Interview de M. Claude Evin, ministre de la solidarité, de la santé et de la protection sociale, à Antenne 2 le 10 mars 1991, sur l'euthanasie et la question du protocole thérapeutique, sur la procréation médicale assistée et sur l'affaire des cigarettes Chevignon.

Prononcé le

Intervenant(s) : 
  • Claude Evin - Ministre de la solidarité, de la santé et de la protection sociale

Média : Antenne 2

Texte intégral

Q. : Protocole thérapeutique de fin de vie, n'est-ce pas une façon élégante de parler d'euthanasie ?

R. : Non, protocole est un terme médical. Cela veut dire qu'on peut se mettre d'accord entre le médecin et le malade sur la manière de conduire cette fin de vie.
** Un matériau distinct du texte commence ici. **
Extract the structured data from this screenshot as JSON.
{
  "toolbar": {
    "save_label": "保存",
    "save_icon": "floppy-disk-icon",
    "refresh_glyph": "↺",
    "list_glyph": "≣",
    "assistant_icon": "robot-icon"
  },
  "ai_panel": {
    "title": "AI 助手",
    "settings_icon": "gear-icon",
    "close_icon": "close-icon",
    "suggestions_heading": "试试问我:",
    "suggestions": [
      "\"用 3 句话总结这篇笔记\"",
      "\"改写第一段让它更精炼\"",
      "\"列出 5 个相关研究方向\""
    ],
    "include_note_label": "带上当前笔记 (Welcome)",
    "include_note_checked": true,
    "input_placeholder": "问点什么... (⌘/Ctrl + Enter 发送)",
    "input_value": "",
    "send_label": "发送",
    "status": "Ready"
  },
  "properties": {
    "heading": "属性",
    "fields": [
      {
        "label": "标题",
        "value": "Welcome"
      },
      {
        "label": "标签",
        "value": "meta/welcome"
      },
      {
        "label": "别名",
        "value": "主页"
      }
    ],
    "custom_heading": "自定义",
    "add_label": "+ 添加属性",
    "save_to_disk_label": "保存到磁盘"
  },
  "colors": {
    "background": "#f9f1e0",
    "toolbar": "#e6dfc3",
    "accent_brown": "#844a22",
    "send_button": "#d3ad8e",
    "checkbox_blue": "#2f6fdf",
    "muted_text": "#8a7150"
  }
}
Aujourd'hui, on peut soulager la douleur. La morphine bien utilisée permet de soulager la douleur. Le grand danger est qu'on n'en parle pas. Il y a comme une chape de plomb sur la mort. Il faut permettre aux équipes soignantes d'en parler.

Q. : Vous avez dit qu'il n'est pas question de légiférer sur ce problème trop compliqué…
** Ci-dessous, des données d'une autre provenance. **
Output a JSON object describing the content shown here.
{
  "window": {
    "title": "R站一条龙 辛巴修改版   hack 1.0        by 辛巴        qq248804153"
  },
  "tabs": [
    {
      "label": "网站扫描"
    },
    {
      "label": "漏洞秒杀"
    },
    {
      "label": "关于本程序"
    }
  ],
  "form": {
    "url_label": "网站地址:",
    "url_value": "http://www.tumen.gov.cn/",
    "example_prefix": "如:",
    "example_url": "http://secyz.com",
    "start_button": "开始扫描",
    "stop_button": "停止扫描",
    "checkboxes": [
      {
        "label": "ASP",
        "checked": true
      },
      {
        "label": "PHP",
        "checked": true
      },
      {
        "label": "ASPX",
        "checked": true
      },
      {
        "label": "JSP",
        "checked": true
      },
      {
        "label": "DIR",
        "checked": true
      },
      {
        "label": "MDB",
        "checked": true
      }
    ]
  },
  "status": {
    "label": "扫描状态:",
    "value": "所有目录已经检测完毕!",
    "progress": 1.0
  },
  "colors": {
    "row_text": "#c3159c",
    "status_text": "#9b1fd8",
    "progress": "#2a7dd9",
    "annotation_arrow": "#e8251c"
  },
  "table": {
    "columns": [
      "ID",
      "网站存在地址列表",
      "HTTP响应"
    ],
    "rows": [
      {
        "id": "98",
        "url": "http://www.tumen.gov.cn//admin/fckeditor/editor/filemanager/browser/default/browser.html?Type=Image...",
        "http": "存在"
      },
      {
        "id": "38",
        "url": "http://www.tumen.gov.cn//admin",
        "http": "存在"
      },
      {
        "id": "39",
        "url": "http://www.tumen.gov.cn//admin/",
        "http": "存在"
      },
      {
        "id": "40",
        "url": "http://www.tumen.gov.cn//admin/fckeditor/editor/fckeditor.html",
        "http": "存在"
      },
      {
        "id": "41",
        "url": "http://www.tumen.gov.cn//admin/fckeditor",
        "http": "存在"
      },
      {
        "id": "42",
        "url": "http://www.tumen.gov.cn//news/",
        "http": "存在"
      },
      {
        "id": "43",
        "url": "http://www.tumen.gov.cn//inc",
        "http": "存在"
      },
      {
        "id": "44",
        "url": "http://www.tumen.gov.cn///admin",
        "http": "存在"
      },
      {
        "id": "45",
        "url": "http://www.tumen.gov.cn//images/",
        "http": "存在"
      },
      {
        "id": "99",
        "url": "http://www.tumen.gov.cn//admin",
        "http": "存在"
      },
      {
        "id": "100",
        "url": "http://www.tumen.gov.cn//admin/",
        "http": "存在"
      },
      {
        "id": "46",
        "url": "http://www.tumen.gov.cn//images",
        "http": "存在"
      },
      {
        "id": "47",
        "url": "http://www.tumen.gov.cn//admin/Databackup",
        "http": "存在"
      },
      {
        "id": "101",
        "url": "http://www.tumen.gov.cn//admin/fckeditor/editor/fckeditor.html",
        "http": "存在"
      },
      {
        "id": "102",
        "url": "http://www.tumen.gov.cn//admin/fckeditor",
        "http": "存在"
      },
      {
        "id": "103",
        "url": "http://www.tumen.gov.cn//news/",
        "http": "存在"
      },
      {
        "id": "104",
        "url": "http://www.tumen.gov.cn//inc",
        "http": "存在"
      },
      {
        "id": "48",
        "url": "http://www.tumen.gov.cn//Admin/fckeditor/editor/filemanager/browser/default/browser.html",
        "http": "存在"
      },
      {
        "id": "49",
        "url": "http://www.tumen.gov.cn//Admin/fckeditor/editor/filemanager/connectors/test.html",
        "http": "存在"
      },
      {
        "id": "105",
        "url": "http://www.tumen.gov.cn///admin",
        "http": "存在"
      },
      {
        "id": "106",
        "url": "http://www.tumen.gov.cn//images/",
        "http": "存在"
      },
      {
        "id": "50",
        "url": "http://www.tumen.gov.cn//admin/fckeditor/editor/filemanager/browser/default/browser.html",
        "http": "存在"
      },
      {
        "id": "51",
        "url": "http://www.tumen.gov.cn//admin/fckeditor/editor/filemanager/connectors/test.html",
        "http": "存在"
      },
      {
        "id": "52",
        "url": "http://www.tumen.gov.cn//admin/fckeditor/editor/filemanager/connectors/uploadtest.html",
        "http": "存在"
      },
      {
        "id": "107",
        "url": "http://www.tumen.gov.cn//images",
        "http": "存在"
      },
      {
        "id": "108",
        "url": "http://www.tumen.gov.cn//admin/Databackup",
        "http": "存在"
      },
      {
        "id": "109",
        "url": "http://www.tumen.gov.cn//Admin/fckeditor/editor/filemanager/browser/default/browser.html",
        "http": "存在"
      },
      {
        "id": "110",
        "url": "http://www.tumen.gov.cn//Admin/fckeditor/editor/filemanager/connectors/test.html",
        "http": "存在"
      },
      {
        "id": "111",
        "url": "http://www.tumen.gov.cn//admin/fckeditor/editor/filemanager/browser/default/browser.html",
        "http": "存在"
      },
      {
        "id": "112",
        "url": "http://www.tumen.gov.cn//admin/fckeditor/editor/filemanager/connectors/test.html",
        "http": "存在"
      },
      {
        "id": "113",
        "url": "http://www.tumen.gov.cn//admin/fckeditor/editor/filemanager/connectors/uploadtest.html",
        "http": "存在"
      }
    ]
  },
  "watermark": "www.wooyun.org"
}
R. : Chaque mort est particulière, il n'est pas possible de tout prévoir. Il faut permettre, qu'on sorte de l'implicite pour passer à l'explicite, qu'on parle de cette fin de vie pour mieux l'accompagner jusqu'au bout de la vie.
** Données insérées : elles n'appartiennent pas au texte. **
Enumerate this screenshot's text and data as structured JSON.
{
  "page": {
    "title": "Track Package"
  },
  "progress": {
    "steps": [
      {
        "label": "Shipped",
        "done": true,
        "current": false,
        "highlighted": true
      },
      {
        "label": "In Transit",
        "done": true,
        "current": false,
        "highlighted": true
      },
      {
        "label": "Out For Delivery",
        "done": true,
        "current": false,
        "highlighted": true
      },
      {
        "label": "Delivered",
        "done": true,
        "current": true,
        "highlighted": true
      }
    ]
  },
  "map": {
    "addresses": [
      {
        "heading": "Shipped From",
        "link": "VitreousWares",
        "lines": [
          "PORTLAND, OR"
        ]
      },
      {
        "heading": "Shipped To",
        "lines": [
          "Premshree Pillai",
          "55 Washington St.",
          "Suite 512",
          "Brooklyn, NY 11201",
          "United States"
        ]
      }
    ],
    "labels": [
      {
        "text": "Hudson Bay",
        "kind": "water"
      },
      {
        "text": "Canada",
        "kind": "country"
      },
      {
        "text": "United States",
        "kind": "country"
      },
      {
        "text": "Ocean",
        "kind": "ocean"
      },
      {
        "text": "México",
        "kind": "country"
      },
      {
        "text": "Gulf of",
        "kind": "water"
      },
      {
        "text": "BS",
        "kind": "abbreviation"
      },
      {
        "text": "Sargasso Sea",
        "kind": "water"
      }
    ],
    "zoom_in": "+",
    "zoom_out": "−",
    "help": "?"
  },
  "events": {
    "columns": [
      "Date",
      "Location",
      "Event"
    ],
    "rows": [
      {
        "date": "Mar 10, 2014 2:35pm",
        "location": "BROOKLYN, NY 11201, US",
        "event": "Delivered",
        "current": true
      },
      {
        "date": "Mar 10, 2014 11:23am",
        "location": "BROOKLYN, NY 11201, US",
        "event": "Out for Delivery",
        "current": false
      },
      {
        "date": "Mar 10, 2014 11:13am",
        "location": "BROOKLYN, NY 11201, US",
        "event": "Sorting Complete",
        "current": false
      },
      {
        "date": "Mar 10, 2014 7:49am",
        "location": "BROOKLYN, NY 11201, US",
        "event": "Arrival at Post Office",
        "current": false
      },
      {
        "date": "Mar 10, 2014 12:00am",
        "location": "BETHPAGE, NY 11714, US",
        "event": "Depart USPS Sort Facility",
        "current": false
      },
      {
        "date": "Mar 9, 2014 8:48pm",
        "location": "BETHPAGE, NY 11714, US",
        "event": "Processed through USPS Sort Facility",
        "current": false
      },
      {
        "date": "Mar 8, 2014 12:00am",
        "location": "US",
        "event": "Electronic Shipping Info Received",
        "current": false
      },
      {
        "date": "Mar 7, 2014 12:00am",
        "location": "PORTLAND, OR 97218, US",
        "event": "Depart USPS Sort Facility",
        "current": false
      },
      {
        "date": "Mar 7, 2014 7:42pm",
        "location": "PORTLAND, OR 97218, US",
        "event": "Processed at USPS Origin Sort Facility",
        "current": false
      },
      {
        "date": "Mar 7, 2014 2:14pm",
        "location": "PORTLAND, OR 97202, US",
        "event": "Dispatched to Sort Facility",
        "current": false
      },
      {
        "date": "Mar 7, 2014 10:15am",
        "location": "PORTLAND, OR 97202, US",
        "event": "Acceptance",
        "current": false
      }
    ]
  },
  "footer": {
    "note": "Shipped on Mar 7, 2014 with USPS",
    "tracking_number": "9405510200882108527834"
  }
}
Q. : Le Pr SCHWARZENBERG a dit publiquement qu'il avait accompagné certains malades jusqu'à la mort, il s'est fait réprimander par le Conseil de l'Ordre…

R. : Le fait que le Conseil de l'Ordre organise le Congrès, pour échanger sur les problèmes éthiques, pas seulement sur la mort, mais sur les sujets que les techniques médicales nous posent comme problèmes nouveaux, difficiles. Il n'y a pas besoin de légiférer sur tout. Le fait que 3 000 personnes en parlent pendant tout un week-end à Paris, c'est important.

Q. : Vous avez déclaré ne pas comprendre la justice à propos de la procréation des prisonniers par insémination artificielle… Êtes-vous partisan de solution à la suédoise, de chambre d'amour…

R. : J'ai réagi à une situation relatée dans la presse hier après-midi, le ministère de la justice a autorisé une procréation médicale assistée pour un prisonnier dont l'épouse était stérile. Le paradoxe : on autorise la procréation alors qu'on ne permet pas les relations sexuelles dans la prison. Autre préoccupation : le fait d'autoriser la procréation médicale assistée pour des prisonniers dont l'épouse ne serait pas stérile. Je mets en garde pour répondre à un problème médical, et non pas pour traiter sur un problème de société. Qu'il y ait à réfléchir et à débattre sur les relations sexuelles dans la prison est un autre problème, et on ne peut pas demander au médecin, de traiter un vrai problème de société.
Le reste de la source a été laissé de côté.